Newcastle: The rate at which the warming Southern Ocean melts the West Antarctic ice sheet will speed up rapidly over the course of this century, regardless of how much emissions fall in coming decades, our new research suggests. This ocean-driven melting is expected to increase sea-level rise, with consequences for coastal communities around the world.
The Antarctic ice sheet, the world's largest volume of land-based ice, is a system of interconnected glaciers comprised of snowfall that remains year-round. Coastal ice shelves are the floating edges of this ice sheet which stabilise the glaciers behind them.
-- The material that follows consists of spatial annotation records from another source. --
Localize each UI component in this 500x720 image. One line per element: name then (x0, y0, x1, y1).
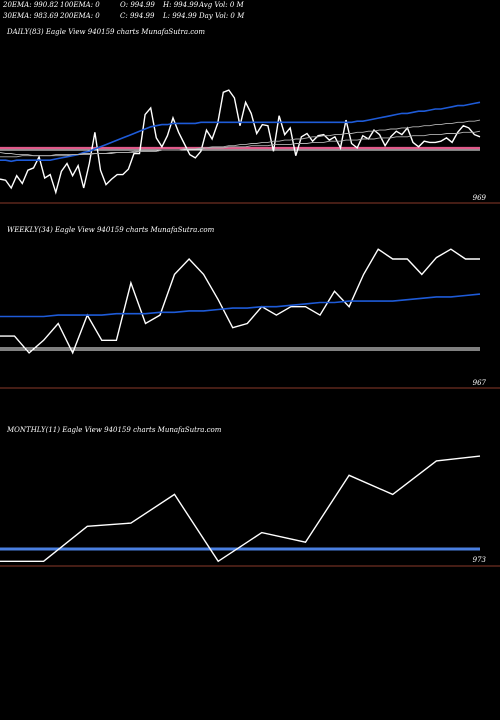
daily-price-series (0, 89, 481, 195)
hdr-avg-vol: Avg Vol: 0 M (199, 1, 244, 9)
daily-ema-fast-series (0, 101, 481, 163)
hdr-30ema: 30EMA: 983.69 (3, 12, 59, 20)
hdr-day-vol: Day Vol: 0 M (199, 12, 245, 20)
daily-panel-label: DAILY(83) Eagle View 940159 charts Munaf… (7, 28, 206, 36)
hdr-high: H: 994.99 (163, 1, 199, 9)
hdr-20ema: 20EMA: 990.82 (3, 1, 59, 9)
hdr-200ema: 200EMA: 0 (60, 12, 100, 20)
weekly-price-series (0, 248, 480, 355)
hdr-close: C: 994.99 (120, 12, 155, 20)
hdr-low: L: 994.99 (163, 12, 197, 20)
weekly-price-label: 967 (472, 379, 486, 387)
monthly-panel-label: MONTHLY(11) Eagle View 940159 charts Mun… (7, 426, 222, 434)
hdr-open: O: 994.99 (120, 1, 155, 9)
weekly-panel-label: WEEKLY(34) Eagle View 940159 charts Muna… (7, 226, 215, 234)
daily-price-label: 969 (472, 194, 486, 202)
monthly-price-series (0, 455, 481, 563)
daily-ema-slower-series (0, 130, 481, 158)
hdr-100ema: 100EMA: 0 (60, 1, 100, 9)
weekly-ema-series (0, 293, 481, 318)
monthly-price-label: 973 (472, 556, 486, 564)
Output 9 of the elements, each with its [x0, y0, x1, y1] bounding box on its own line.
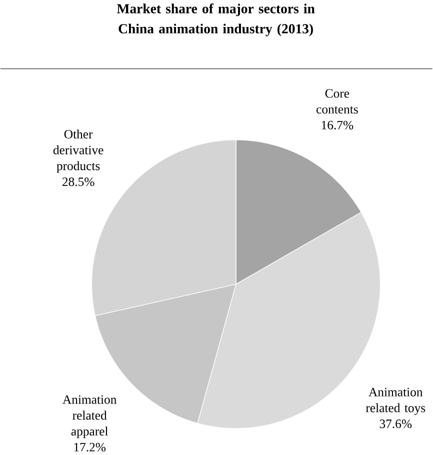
data-label: 28.5%	[62, 178, 94, 186]
data-label: 37.6%	[380, 420, 412, 428]
slice-label: Other derivative products	[53, 130, 104, 173]
data-label: 16.7%	[322, 120, 354, 130]
slice-label: Core contents	[316, 89, 358, 114]
data-label: 17.2%	[74, 442, 106, 452]
chart-title: Market share of major sectors in China animation industry (2013)	[116, 4, 315, 36]
slice-label: Animation related toys	[366, 388, 426, 415]
slice-label: Animation related apparel	[62, 395, 116, 438]
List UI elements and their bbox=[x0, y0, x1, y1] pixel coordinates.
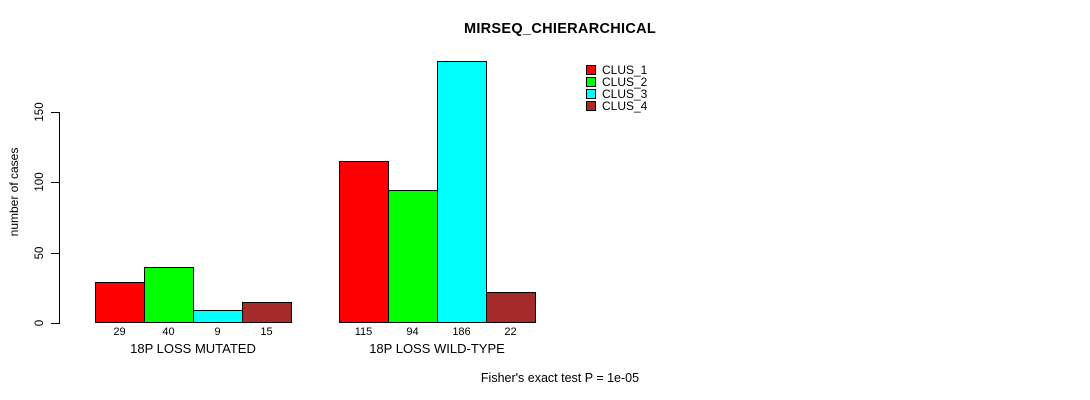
bar-value-label: 186 bbox=[452, 326, 471, 338]
y-tick-label: 0 bbox=[34, 319, 46, 327]
y-tick-label: 150 bbox=[34, 101, 46, 122]
annotation-text: Fisher's exact test P = 1e-05 bbox=[480, 371, 640, 385]
x-category-label: 18P LOSS MUTATED bbox=[130, 341, 256, 356]
y-tick bbox=[51, 182, 59, 183]
x-category-label: 18P LOSS WILD-TYPE bbox=[369, 341, 505, 356]
y-axis-label: number of cases bbox=[7, 147, 21, 237]
legend-swatch-icon bbox=[586, 77, 596, 87]
legend-item: CLUS_3 bbox=[586, 88, 647, 100]
legend-item: CLUS_4 bbox=[586, 100, 647, 112]
legend-swatch-icon bbox=[586, 65, 596, 75]
y-tick bbox=[51, 111, 59, 113]
bar-value-label: 15 bbox=[260, 326, 273, 338]
bar-clus_3-group1 bbox=[193, 310, 243, 323]
bar-clus_2-group1 bbox=[144, 267, 194, 323]
bar-clus_4-group1 bbox=[242, 302, 292, 323]
legend-label: CLUS_4 bbox=[602, 99, 648, 113]
y-tick bbox=[51, 323, 59, 324]
bar-clus_2-group2 bbox=[388, 190, 438, 323]
y-tick-label: 100 bbox=[34, 172, 46, 192]
bar-value-label: 40 bbox=[162, 326, 175, 338]
bar-value-label: 22 bbox=[504, 326, 517, 338]
bar-value-label: 9 bbox=[214, 326, 221, 338]
bar-clus_1-group1 bbox=[95, 282, 145, 323]
bar-clus_1-group2 bbox=[339, 161, 389, 323]
legend: CLUS_1 CLUS_2 CLUS_3 CLUS_4 bbox=[586, 64, 647, 112]
bar-clus_3-group2 bbox=[437, 61, 487, 323]
legend-swatch-icon bbox=[586, 89, 596, 99]
bar-clus_4-group2 bbox=[486, 292, 536, 323]
bar-value-label: 29 bbox=[113, 326, 126, 338]
legend-swatch-icon bbox=[586, 101, 596, 111]
y-axis-line bbox=[59, 111, 60, 324]
legend-item: CLUS_2 bbox=[586, 76, 647, 88]
bar-value-label: 115 bbox=[354, 326, 373, 338]
legend-label: CLUS_2 bbox=[602, 75, 648, 89]
chart-title: MIRSEQ_CHIERARCHICAL bbox=[463, 21, 657, 37]
legend-label: CLUS_1 bbox=[602, 63, 648, 77]
legend-item: CLUS_1 bbox=[586, 64, 647, 76]
legend-label: CLUS_3 bbox=[602, 87, 648, 101]
bar-value-label: 94 bbox=[406, 326, 419, 338]
y-tick bbox=[51, 252, 59, 254]
y-tick-label: 50 bbox=[34, 246, 46, 259]
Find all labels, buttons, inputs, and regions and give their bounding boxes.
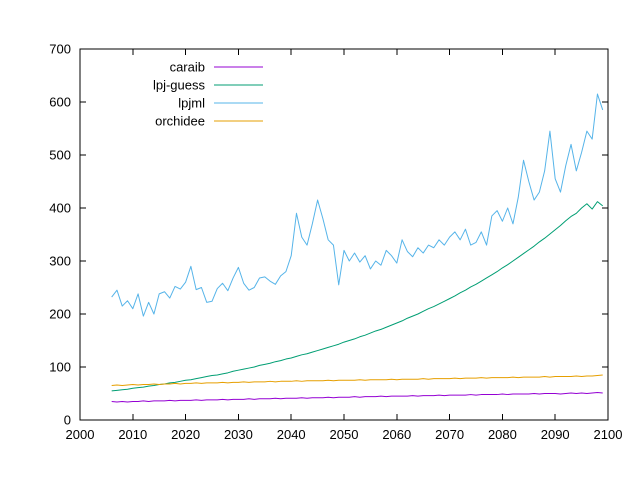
series-lpj-guess-line	[111, 201, 604, 392]
x-tick-label: 2080	[488, 427, 517, 442]
x-tick-label: 2050	[330, 427, 359, 442]
y-tick-label: 700	[49, 42, 71, 57]
x-tick-label: 2100	[594, 427, 623, 442]
x-tick-label: 2010	[118, 427, 147, 442]
x-tick-label: 2020	[171, 427, 200, 442]
x-axis-ticks: 2000 2010 2020 2030 2040 2050 2060 2070 2080 2090…	[66, 49, 623, 442]
y-axis-ticks: 0 100 200 300 400 500 600 700	[49, 42, 608, 428]
series-orchidee-line	[111, 374, 603, 387]
y-tick-label: 0	[64, 413, 71, 428]
x-tick-label: 2090	[541, 427, 570, 442]
y-tick-label: 100	[49, 360, 71, 375]
y-tick-label: 200	[49, 307, 71, 322]
legend-label-lpj-guess: lpj-guess	[153, 78, 206, 93]
y-tick-label: 500	[49, 148, 71, 163]
legend-label-orchidee: orchidee	[155, 114, 205, 129]
y-tick-label: 400	[49, 201, 71, 216]
x-tick-label: 2030	[224, 427, 253, 442]
y-tick-label: 600	[49, 95, 71, 110]
x-tick-label: 2070	[435, 427, 464, 442]
legend-label-caraib: caraib	[170, 60, 205, 75]
series-lpjml-line	[111, 93, 604, 317]
x-tick-label: 2000	[66, 427, 95, 442]
legend-label-lpjml: lpjml	[178, 96, 205, 111]
x-tick-label: 2040	[277, 427, 306, 442]
legend: caraib lpj-guess lpjml orchidee	[153, 60, 263, 129]
series-caraib-line	[111, 391, 603, 403]
x-tick-label: 2060	[382, 427, 411, 442]
y-tick-label: 300	[49, 254, 71, 269]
The ocean melts these ice shelves from below, and if melting increases and an ice shelf thins, the speed at which these glaciers discharge fresh water into the ocean increases too and sea levels rise.
In West Antarctica, particularly the Amundsen Sea, this process has been underway for decades. Ice shelves are thinning, glaciers are flowing faster towards the ocean and the ice sheet is shrinking. While ocean temperature measurements in this region are limited, modelling suggests it may have warmed as a result of climate change.
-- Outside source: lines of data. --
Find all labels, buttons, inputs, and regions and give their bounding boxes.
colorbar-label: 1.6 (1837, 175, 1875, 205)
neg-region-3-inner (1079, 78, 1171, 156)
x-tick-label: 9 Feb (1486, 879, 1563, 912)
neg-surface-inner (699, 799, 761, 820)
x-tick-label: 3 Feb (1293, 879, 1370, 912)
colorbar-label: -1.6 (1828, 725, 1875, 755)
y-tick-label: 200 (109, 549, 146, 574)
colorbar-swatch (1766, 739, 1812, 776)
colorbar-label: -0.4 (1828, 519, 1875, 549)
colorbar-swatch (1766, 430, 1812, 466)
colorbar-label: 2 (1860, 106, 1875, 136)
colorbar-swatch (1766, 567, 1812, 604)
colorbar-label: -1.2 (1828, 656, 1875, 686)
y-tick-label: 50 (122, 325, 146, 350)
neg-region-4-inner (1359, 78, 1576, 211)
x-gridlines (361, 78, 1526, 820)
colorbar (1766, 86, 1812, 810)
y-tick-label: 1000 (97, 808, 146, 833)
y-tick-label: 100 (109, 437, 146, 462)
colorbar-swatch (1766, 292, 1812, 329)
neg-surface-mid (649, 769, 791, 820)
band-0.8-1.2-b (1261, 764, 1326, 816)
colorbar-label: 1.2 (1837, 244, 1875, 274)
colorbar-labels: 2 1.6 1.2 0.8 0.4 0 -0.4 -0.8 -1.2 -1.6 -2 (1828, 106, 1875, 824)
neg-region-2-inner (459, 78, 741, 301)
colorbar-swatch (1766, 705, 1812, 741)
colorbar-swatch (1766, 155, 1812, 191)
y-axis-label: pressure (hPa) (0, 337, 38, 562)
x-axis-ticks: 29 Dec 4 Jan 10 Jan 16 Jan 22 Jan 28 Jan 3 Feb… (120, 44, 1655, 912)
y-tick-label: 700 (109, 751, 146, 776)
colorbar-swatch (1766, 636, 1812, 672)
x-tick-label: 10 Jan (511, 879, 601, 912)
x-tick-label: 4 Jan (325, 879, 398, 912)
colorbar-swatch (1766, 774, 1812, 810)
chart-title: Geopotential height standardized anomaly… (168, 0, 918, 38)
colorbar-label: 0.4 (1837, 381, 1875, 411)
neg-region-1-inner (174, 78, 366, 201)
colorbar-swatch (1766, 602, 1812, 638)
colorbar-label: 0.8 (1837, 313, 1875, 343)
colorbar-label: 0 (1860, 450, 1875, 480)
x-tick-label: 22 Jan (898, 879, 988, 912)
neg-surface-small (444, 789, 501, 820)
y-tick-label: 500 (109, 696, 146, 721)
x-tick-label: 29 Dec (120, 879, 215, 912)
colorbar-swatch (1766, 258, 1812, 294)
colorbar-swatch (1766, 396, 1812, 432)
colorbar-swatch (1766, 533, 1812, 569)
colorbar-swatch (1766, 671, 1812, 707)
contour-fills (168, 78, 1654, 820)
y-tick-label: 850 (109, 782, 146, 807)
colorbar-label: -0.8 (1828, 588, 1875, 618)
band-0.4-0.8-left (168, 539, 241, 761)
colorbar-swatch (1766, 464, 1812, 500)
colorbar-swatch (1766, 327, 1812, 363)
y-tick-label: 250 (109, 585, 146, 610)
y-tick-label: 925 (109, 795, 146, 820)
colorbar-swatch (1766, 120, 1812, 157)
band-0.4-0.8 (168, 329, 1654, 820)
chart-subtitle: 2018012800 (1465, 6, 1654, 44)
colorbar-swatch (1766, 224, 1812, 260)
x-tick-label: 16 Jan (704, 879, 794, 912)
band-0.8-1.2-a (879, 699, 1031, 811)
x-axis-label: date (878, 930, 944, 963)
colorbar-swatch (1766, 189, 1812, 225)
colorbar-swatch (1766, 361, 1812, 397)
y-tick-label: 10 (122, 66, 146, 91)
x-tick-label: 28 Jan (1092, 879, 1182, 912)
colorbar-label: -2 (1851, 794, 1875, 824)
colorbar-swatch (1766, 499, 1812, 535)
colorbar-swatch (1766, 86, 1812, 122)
We chose to model the Amundsen Sea because it is the most vulnerable sector of the ice sheet. We used a regional ocean model to find out how ice-shelf melting will change here between now and 2100. How much melting can be prevented by reducing carbon emissions and slowing the rate of climate change and how much is now unavoidable, no matter what we do?
Rapid change is locked in
We used the UK's national supercomputer ARCHER2 to run many different simulations of the 21st century, totalling over 4,000 years of ocean warming and ice-shelf melting in the Amundsen Sea.
We considered different trajectories for fossil fuel burning, from the best-case scenario where global warming is limited to 1.5C in line with the Paris Agreement, to the worst, in which coal, oil and gas use is uncontrolled. We also considered the influence of natural variations in the climate, such as the timing of events such as El Nio.
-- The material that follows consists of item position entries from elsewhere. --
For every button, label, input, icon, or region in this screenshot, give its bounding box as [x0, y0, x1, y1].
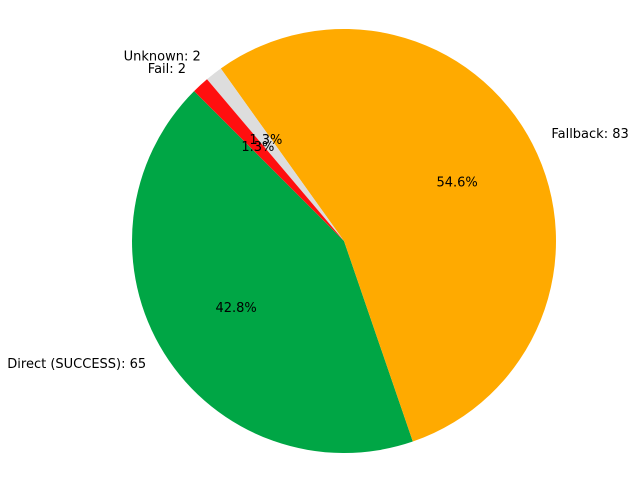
slice-percent-fallback: 54.6% [436, 175, 477, 190]
pie-slice-fail [194, 79, 344, 241]
pie-slice-unknown [206, 68, 344, 241]
slice-percent-unknown: 1.3% [249, 133, 282, 148]
pie-slice-direct-success [132, 91, 413, 453]
slice-label-fallback: Fallback: 83 [551, 127, 628, 142]
slice-label-unknown: Unknown: 2 [124, 49, 201, 64]
pie-labels: Direct (SUCCESS): 65 42.8% Fallback: 83 54.… [7, 49, 629, 372]
slice-label-direct-success: Direct (SUCCESS): 65 [7, 357, 146, 372]
slice-percent-direct-success: 42.8% [215, 301, 256, 316]
pie-slice-fallback [220, 29, 557, 442]
pie-slices [132, 29, 557, 453]
slice-label-fail: Fail: 2 [148, 62, 186, 77]
slice-percent-fail: 1.3% [241, 140, 274, 155]
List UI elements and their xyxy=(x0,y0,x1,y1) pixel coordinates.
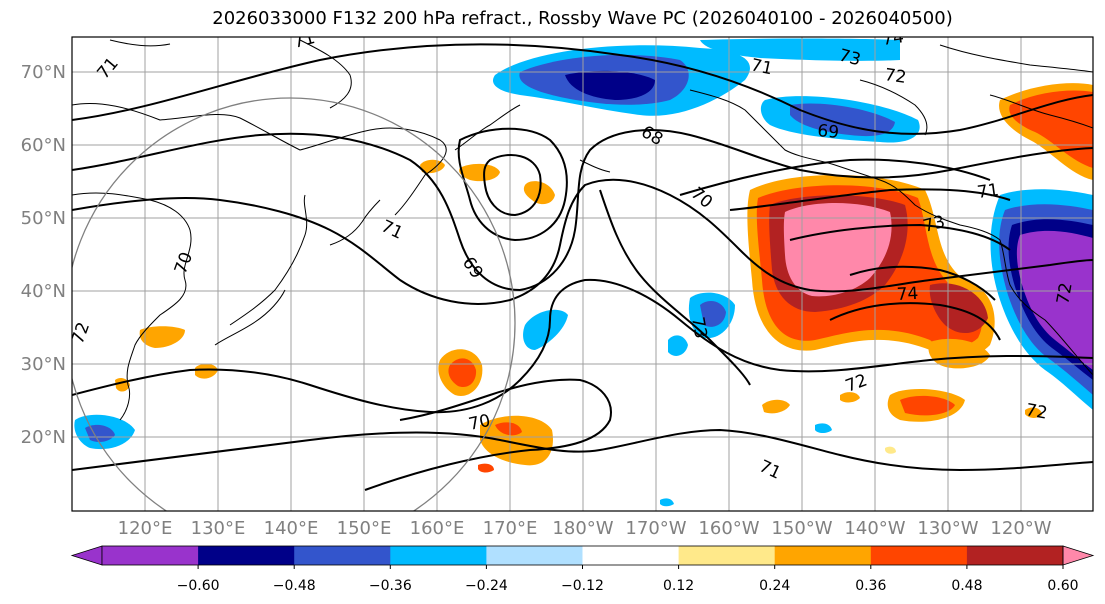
contour-label: 74 xyxy=(896,284,919,305)
lon-label: 160°W xyxy=(698,518,759,539)
colorbar-segment xyxy=(582,546,680,565)
colorbar-segment xyxy=(294,546,391,565)
lon-label: 180°W xyxy=(552,518,613,539)
colorbar-extension-high xyxy=(1062,545,1095,566)
colorbar-tick-label: 0.12 xyxy=(663,578,694,594)
lon-label: 170°E xyxy=(483,518,538,539)
lat-label: 70°N xyxy=(21,62,66,83)
contour-label: 71 xyxy=(749,55,774,79)
colorbar: −0.60 −0.48 −0.36 −0.24 −0.12 0.12 0.24 0.36 0.4… xyxy=(70,545,1095,594)
colorbar-extension-low xyxy=(70,545,103,566)
latitude-labels: 70°N 60°N 50°N 40°N 30°N 20°N xyxy=(21,62,66,448)
contour-label: 73 xyxy=(687,315,710,340)
gridlines xyxy=(72,37,1093,511)
contour-label: 71 xyxy=(291,28,317,53)
lon-label: 140°W xyxy=(844,518,905,539)
lon-label: 140°E xyxy=(264,518,319,539)
colorbar-segment xyxy=(102,546,199,565)
lon-label: 150°E xyxy=(337,518,392,539)
map-layer: 71 71 72 69 70 71 73 74 72 73 74 71 72 6… xyxy=(68,27,1093,511)
colorbar-tick-label: −0.48 xyxy=(273,578,316,594)
lon-label: 160°E xyxy=(410,518,465,539)
colorbar-tick-label: 0.36 xyxy=(855,578,886,594)
map-title: 2026033000 F132 200 hPa refract., Rossby… xyxy=(212,8,953,29)
colorbar-segment xyxy=(774,546,872,565)
colorbar-tick-label: −0.24 xyxy=(465,578,508,594)
colorbar-segment xyxy=(678,546,776,565)
contour-label: 69 xyxy=(817,121,840,143)
lon-label: 130°W xyxy=(917,518,978,539)
colorbar-segment xyxy=(390,546,487,565)
lon-label: 120°W xyxy=(990,518,1051,539)
contour-label: 72 xyxy=(883,65,907,88)
shading xyxy=(74,38,1093,507)
contours xyxy=(72,43,1093,491)
colorbar-tick-label: 0.48 xyxy=(951,578,982,594)
contour-label: 71 xyxy=(976,180,1000,203)
projection-circle xyxy=(72,97,516,511)
colorbar-segment xyxy=(966,546,1064,565)
contour-label: 72 xyxy=(68,320,94,347)
contour-label: 72 xyxy=(1024,400,1049,423)
colorbar-tick-label: 0.60 xyxy=(1047,578,1078,594)
colorbar-tick-label: −0.60 xyxy=(177,578,220,594)
lat-label: 60°N xyxy=(21,135,66,156)
colorbar-tick-label: 0.24 xyxy=(759,578,790,594)
lon-label: 120°E xyxy=(118,518,173,539)
colorbar-segment xyxy=(486,546,583,565)
colorbar-tick-label: −0.36 xyxy=(369,578,412,594)
contour-label: 72 xyxy=(1053,281,1076,306)
lon-label: 150°W xyxy=(771,518,832,539)
contour-label: 74 xyxy=(881,27,905,50)
colorbar-segment xyxy=(198,546,295,565)
lat-label: 40°N xyxy=(21,281,66,302)
map-border xyxy=(71,36,1094,512)
lat-label: 20°N xyxy=(21,427,66,448)
colorbar-segment xyxy=(870,546,968,565)
lat-label: 30°N xyxy=(21,354,66,375)
contour-label: 70 xyxy=(467,411,492,435)
colorbar-tick-label: −0.12 xyxy=(561,578,604,594)
lon-label: 130°E xyxy=(191,518,246,539)
longitude-labels: 120°E 130°E 140°E 150°E 160°E 170°E 180°… xyxy=(118,518,1052,539)
lat-label: 50°N xyxy=(21,208,66,229)
lon-label: 170°W xyxy=(625,518,686,539)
The results are worrying. In all simulations there is a rapid increase over the course of this century in the rate of ocean warming and ice-shelf melting. Even the best-case scenario in which warming halts at 1.5C, something that is considered ambitious by many experts, entails a threefold increase in the historical rate of warming and melting.
What's more, there is little to no difference between the scenarios up to 2045. Ocean warming and ice-shelf melting in the 1.5C scenario is statistically the same as in a mid-range scenario, which is closer to what existing pledges to reduce fossil fuel use over the coming decades would produce.
The worst-case scenario shows more melting than the others, but only from around mid-century onwards, and many experts think this amount of future fossil fuel burning is unrealistic anyway.
The results imply that we are now committed to rapid ocean warming in the Amundsen Sea until at least 2100, regardless of international policies on fossil fuels.